Molecular basis of the glycoprotein-C-negative phenotype of herpes simplex virus type 1 macroplaque strain

Abstract

The basis for the inability of the macroplaque (MP) strain of herpes simplex virus type 1 to express mature glycoprotein C (gC) was examined. RNA transfer (Northern) blot analysis with hybridization probes from the region of the herpes simplex virus type 1 DNA known to encode the gC gene indicated that gC mRNA was produced in MP-infected HeLa cells at levels relative to other mRNAs comparable with that seen in KOS-infected cells. Comparative nucleotide sequence analysis of the gC gene from the MP and KOS strains, coupled with the results of recently reported marker rescue experiments, indicates that the inability of MP to produce gC is due to a frameshift mutation in the gC-coding sequence. Because two different (out-of-phase) open reading frames overlap the gC-coding sequence in the region of the mutation, MP mRNA can encode two gC-related polypeptides.

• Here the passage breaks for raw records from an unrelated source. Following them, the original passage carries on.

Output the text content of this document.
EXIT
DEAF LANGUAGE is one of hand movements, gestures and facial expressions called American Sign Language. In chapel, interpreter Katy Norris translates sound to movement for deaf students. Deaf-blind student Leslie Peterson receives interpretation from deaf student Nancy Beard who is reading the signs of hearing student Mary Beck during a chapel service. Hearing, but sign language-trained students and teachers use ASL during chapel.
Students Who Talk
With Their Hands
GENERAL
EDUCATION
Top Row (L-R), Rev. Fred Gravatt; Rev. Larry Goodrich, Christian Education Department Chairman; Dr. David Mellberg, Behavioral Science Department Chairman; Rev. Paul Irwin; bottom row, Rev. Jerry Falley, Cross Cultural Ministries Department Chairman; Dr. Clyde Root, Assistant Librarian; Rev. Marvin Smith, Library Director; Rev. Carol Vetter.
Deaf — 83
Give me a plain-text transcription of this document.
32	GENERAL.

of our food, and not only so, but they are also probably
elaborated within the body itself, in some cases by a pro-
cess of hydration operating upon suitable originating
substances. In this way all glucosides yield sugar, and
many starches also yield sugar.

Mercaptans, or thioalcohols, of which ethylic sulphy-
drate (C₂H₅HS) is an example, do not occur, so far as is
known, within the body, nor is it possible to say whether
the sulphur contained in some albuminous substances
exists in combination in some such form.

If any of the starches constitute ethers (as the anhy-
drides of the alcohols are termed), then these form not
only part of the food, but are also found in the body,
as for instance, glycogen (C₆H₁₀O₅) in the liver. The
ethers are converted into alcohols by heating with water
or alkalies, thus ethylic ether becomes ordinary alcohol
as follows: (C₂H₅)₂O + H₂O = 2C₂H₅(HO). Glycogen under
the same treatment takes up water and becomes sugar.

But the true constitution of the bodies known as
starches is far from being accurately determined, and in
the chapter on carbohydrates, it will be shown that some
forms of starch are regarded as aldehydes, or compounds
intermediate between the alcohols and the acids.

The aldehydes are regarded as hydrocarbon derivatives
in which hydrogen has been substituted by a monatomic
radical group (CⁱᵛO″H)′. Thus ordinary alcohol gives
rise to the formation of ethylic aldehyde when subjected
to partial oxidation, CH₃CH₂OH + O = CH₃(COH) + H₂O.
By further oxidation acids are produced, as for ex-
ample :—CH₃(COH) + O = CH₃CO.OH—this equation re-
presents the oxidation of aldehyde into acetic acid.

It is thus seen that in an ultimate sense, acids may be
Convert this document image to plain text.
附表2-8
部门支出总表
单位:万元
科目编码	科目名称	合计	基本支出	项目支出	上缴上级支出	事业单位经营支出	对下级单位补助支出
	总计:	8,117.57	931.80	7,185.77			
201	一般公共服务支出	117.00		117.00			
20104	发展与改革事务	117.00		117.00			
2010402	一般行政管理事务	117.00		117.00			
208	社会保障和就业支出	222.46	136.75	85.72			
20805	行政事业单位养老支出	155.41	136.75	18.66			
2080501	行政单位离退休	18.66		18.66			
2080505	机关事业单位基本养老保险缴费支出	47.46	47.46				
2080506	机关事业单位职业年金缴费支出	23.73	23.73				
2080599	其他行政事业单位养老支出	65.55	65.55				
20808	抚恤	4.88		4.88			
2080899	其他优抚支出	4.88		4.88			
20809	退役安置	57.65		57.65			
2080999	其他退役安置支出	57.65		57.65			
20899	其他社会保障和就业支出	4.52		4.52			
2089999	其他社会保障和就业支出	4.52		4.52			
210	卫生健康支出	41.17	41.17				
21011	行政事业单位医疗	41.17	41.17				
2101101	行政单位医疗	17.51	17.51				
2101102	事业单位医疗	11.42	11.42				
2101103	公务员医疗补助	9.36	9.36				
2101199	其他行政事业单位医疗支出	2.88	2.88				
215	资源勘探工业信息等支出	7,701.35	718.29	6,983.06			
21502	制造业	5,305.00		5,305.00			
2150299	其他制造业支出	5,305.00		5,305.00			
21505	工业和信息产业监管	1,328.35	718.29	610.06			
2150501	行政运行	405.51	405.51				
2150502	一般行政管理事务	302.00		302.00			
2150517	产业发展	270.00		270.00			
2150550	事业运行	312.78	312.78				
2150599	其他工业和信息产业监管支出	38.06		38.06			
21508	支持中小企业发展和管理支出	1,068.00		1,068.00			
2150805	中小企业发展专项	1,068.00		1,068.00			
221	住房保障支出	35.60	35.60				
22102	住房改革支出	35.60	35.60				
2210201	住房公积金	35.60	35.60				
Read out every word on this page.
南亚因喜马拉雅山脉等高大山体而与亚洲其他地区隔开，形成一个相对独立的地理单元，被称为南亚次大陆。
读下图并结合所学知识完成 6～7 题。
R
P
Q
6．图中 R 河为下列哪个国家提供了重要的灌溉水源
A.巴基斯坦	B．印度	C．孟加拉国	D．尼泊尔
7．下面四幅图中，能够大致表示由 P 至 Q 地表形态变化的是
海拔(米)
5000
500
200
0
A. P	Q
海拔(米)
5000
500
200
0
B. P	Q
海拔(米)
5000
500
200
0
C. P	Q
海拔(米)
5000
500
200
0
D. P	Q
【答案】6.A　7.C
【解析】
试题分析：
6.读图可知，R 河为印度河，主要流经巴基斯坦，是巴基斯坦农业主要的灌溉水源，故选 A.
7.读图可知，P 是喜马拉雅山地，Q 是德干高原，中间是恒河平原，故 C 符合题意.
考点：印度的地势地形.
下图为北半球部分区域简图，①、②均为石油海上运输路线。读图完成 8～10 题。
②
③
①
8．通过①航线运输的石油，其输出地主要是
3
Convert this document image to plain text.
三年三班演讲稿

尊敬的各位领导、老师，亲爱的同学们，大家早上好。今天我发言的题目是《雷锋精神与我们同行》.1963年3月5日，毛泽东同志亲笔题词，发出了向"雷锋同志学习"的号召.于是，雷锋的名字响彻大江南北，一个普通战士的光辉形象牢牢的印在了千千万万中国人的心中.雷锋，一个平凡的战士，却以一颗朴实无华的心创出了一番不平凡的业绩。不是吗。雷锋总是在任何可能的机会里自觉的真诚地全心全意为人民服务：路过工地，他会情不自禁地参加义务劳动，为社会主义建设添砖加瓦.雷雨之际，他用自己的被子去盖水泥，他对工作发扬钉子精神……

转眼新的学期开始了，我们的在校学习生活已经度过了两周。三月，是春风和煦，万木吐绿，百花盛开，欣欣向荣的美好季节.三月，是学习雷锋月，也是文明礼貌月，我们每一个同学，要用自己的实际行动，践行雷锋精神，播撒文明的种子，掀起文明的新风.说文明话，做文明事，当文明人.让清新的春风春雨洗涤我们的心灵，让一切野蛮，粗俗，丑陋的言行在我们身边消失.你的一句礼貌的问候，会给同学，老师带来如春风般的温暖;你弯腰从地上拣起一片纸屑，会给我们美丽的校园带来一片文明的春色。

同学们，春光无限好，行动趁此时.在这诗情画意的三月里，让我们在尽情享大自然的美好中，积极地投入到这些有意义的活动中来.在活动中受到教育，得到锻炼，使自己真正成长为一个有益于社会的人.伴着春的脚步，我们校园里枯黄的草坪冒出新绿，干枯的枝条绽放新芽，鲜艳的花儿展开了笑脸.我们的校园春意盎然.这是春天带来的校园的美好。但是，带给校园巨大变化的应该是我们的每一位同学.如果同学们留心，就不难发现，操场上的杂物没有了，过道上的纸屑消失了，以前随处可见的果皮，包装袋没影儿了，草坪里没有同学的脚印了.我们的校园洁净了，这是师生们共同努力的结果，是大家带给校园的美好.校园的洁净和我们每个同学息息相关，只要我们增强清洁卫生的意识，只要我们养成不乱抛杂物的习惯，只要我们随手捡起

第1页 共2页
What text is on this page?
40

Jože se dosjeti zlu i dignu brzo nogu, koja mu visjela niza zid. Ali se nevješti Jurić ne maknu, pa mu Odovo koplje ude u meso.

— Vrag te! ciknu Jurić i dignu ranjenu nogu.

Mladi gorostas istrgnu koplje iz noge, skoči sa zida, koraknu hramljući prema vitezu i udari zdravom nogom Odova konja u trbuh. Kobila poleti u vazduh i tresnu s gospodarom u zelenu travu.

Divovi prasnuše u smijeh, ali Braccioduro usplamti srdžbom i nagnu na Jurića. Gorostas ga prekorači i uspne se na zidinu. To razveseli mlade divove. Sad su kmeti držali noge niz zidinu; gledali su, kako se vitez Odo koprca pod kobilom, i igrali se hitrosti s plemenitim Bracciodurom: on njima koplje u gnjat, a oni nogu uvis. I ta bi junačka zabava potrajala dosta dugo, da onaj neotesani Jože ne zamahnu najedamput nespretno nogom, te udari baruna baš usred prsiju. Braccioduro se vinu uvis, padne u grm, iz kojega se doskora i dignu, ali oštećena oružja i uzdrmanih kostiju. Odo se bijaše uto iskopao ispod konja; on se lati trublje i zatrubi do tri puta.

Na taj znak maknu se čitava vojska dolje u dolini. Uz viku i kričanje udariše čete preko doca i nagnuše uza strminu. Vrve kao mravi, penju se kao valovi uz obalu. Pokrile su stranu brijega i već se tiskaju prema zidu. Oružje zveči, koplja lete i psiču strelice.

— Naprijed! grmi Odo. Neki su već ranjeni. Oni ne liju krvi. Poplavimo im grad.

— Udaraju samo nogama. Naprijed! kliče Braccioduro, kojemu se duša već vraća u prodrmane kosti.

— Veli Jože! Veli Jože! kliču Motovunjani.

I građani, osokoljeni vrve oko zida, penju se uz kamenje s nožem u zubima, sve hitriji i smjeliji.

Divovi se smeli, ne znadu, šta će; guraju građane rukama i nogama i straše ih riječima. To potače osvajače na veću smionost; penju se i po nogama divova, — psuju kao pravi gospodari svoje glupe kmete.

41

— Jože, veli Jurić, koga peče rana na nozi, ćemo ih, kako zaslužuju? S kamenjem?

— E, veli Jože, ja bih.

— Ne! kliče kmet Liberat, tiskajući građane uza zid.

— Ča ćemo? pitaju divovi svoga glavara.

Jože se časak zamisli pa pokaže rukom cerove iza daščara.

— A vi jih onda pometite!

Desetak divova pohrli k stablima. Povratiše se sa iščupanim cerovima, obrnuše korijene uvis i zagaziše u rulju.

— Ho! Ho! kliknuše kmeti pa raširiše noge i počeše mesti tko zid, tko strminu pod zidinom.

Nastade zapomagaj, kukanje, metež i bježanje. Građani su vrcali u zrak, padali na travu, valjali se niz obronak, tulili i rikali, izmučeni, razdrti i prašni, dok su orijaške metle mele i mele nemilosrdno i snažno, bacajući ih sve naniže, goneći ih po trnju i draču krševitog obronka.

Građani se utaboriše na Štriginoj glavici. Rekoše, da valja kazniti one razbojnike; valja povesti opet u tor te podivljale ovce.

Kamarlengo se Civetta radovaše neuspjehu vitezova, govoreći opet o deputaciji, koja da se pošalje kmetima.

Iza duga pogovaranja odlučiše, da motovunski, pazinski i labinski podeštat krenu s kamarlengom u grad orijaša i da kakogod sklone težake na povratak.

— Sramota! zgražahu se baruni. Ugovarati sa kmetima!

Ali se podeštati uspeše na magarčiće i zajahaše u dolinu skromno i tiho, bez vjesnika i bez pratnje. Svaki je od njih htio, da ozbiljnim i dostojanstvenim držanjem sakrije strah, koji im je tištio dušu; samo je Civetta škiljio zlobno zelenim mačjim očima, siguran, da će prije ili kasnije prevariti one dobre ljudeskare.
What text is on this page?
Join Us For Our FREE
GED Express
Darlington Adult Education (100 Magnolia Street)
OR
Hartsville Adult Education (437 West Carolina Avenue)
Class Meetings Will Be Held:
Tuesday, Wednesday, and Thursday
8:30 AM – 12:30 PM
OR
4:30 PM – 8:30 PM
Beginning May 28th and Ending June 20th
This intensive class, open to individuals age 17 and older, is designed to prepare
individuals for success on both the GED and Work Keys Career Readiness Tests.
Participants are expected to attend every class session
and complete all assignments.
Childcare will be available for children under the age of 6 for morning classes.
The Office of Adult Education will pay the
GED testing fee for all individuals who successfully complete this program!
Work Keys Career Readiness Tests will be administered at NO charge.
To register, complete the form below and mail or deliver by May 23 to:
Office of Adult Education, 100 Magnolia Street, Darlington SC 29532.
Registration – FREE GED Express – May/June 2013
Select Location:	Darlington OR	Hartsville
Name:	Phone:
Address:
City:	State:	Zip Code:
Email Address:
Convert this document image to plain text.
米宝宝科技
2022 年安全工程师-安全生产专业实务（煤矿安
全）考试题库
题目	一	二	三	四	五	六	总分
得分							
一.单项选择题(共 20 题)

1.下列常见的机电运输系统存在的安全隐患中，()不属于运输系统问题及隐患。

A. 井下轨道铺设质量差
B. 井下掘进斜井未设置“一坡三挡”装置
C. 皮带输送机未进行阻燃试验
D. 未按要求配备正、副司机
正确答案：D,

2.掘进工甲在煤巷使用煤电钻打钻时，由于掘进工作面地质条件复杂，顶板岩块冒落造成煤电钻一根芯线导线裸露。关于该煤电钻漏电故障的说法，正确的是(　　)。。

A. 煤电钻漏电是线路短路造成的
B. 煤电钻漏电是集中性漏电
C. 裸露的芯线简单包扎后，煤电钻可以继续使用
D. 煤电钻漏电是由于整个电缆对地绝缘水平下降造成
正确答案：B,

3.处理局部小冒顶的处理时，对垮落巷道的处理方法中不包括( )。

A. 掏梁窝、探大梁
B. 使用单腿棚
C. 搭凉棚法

Two polypeptides of the predicted size and precipitable by anti-gC antibodies were produced by in vitro translation of MP mRNA. These polypeptides have not been detected in extracts from infected cells with the same antibodies. Comparative nucleotide sequence analyses led to several corrections in the published sequence for the gC gene and the 17,800-molecular-weight polypeptide gene just to the right in KOS DNA. These relatively minor effects on the predicted amino code sequence of gC are tabulated.